What ensues is this incredible story of God using the unlikeliest of heroes to convey God’s presence in a world of oppression, scarcity, and fear. The entire story establishes the timeless conflict between two types of ruling over people:

On the one hand is Pharaoh–whose leadership is about diminishing life, limiting growth, possessing, keeping people enslaved, and killing when one is threatened. On the other hand is the Lord–whose leadership is about multiplying life, being fruitful, setting people free, being in relationship, and who only resorts to killing as a way last resort in order to free those who have been enslaved.
— Rolf Jacobson

In the end, it is God’s life-giving version of lordship that proves more powerful than the Pharaoh’s life-taking version of lordship. Freedom is brought about by faithfulness, not force; patience, not political power. In the end,

The exodus is seen to be a sign of hope that poverty and oppression are not the last word, for God is at work on behalf of a different future.
— Terrence Fretheim

The exodus is the story that defines God’s life. From this point on in scripture, God is referred to as “The one who brought us up out of the house of slavery.”
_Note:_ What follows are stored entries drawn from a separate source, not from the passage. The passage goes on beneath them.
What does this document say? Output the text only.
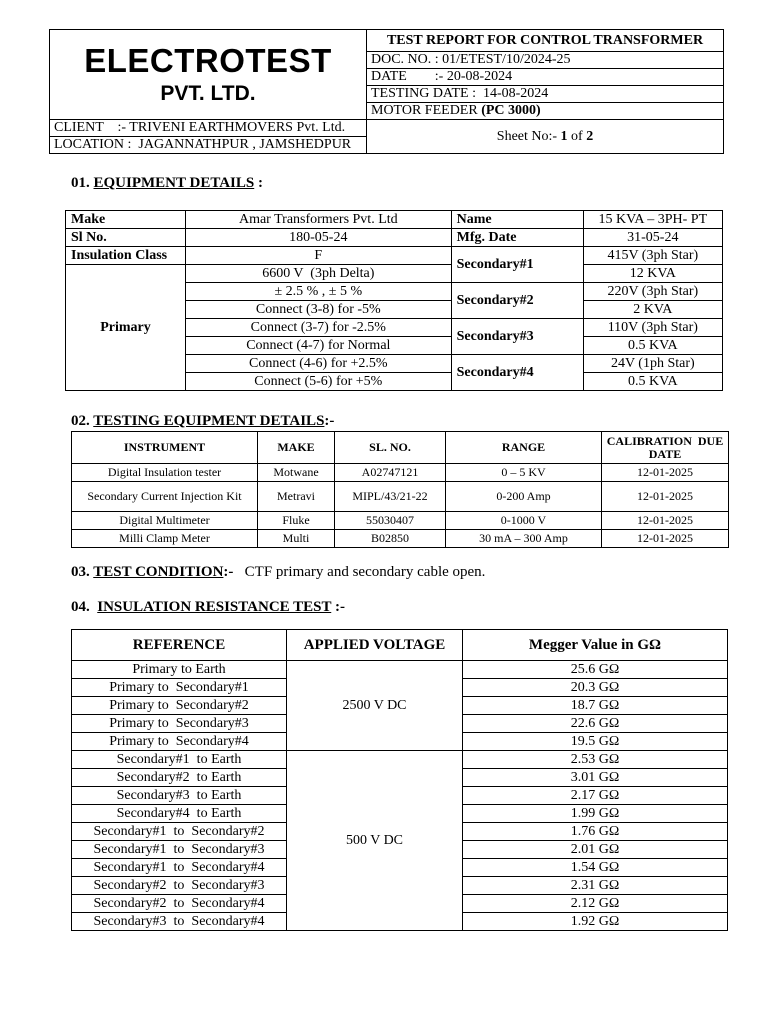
ELECTROTEST
PVT. LTD.	TEST REPORT FOR CONTROL TRANSFORMER
	DOC. NO. : 01/ETEST/10/2024-25
	DATE        :- 20-08-2024
	TESTING DATE :  14-08-2024
	MOTOR FEEDER (PC 3000)
CLIENT    :- TRIVENI EARTHMOVERS Pvt. Ltd.	Sheet No:- 1 of 2
LOCATION :  JAGANNATHPUR , JAMSHEDPUR	
01. EQUIPMENT DETAILS :
Make	Amar Transformers Pvt. Ltd	Name	15 KVA – 3PH- PT
Sl No.	180-05-24	Mfg. Date	31-05-24
Insulation Class	F	Secondary#1	415V (3ph Star)
Primary	6600 V  (3ph Delta)		12 KVA
	± 2.5 % , ± 5 %	Secondary#2	220V (3ph Star)
	Connect (3-8) for -5%		2 KVA
	Connect (3-7) for -2.5%	Secondary#3	110V (3ph Star)
	Connect (4-7) for Normal		0.5 KVA
	Connect (4-6) for +2.5%	Secondary#4	24V (1ph Star)
	Connect (5-6) for +5%		0.5 KVA
02. TESTING EQUIPMENT DETAILS:-
INSTRUMENT	MAKE	SL. NO.	RANGE	CALIBRATION  DUE DATE
Digital Insulation tester	Motwane	A02747121	0 – 5 KV	12-01-2025
Secondary Current Injection Kit	Metravi	MIPL/43/21-22	0-200 Amp	12-01-2025
Digital Multimeter	Fluke	55030407	0-1000 V	12-01-2025
Milli Clamp Meter	Multi	B02850	30 mA – 300 Amp	12-01-2025
03. TEST CONDITION:-   CTF primary and secondary cable open.
04.  INSULATION RESISTANCE TEST :-
REFERENCE	APPLIED VOLTAGE	Megger Value in GΩ
Primary to Earth	2500 V DC	25.6 GΩ
Primary to  Secondary#1		20.3 GΩ
Primary to  Secondary#2		18.7 GΩ
Primary to  Secondary#3		22.6 GΩ
Primary to  Secondary#4		19.5 GΩ
Secondary#1  to Earth	500 V DC	2.53 GΩ
Secondary#2  to Earth		3.01 GΩ
Secondary#3  to Earth		2.17 GΩ
Secondary#4  to Earth		1.99 GΩ
Secondary#1  to  Secondary#2		1.76 GΩ
Secondary#1  to  Secondary#3		2.01 GΩ
Secondary#1  to  Secondary#4		1.54 GΩ
Secondary#2  to  Secondary#3		2.31 GΩ
Secondary#2  to  Secondary#4		2.12 GΩ
Secondary#3  to  Secondary#4		1.92 GΩ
The exodus is also the story that defines the lives of God’s chosen people. From this point on in scripture, God’s chosen people are referred to as “Those whom God brought up out of the house of slavery.”

There are many stories we can use to define our own lives––stories of success, failure, achievement, luck, ancestry, occupation, or family system.

But above it all, there is a story that unites us with each other, those who have come before, and those will come after. Above it all, we are “those whom God brought up out of the house of slavery.”

God has set us free from the stories that drag us down as well as the stories that puff us up. We are not slaves to our successes, failures, achievements, luck, ancestry, occupation or family system. We are the ones who have been set free for one single reason: that God would use us to set others free.

May we always remember that we are slaves who have been set free. May we keep our eyes open to those who are suffering in the world today. May we see them with the eyes of Moses, for even though we may be reluctant or doubtful that God can accomplish such great good through us, God most certainly can and will. That is true freedom.

Amen.

 

 

 

 

Rolf Jacobson quote from the online article “Commentary on Exodus 1:6-22; 15:20–6:8” at www.workingpreacher.org/preaching.aspx?commentary_id-1086

Terrence Fretheim quote from Exodus (Interpretation commentary series), page 18.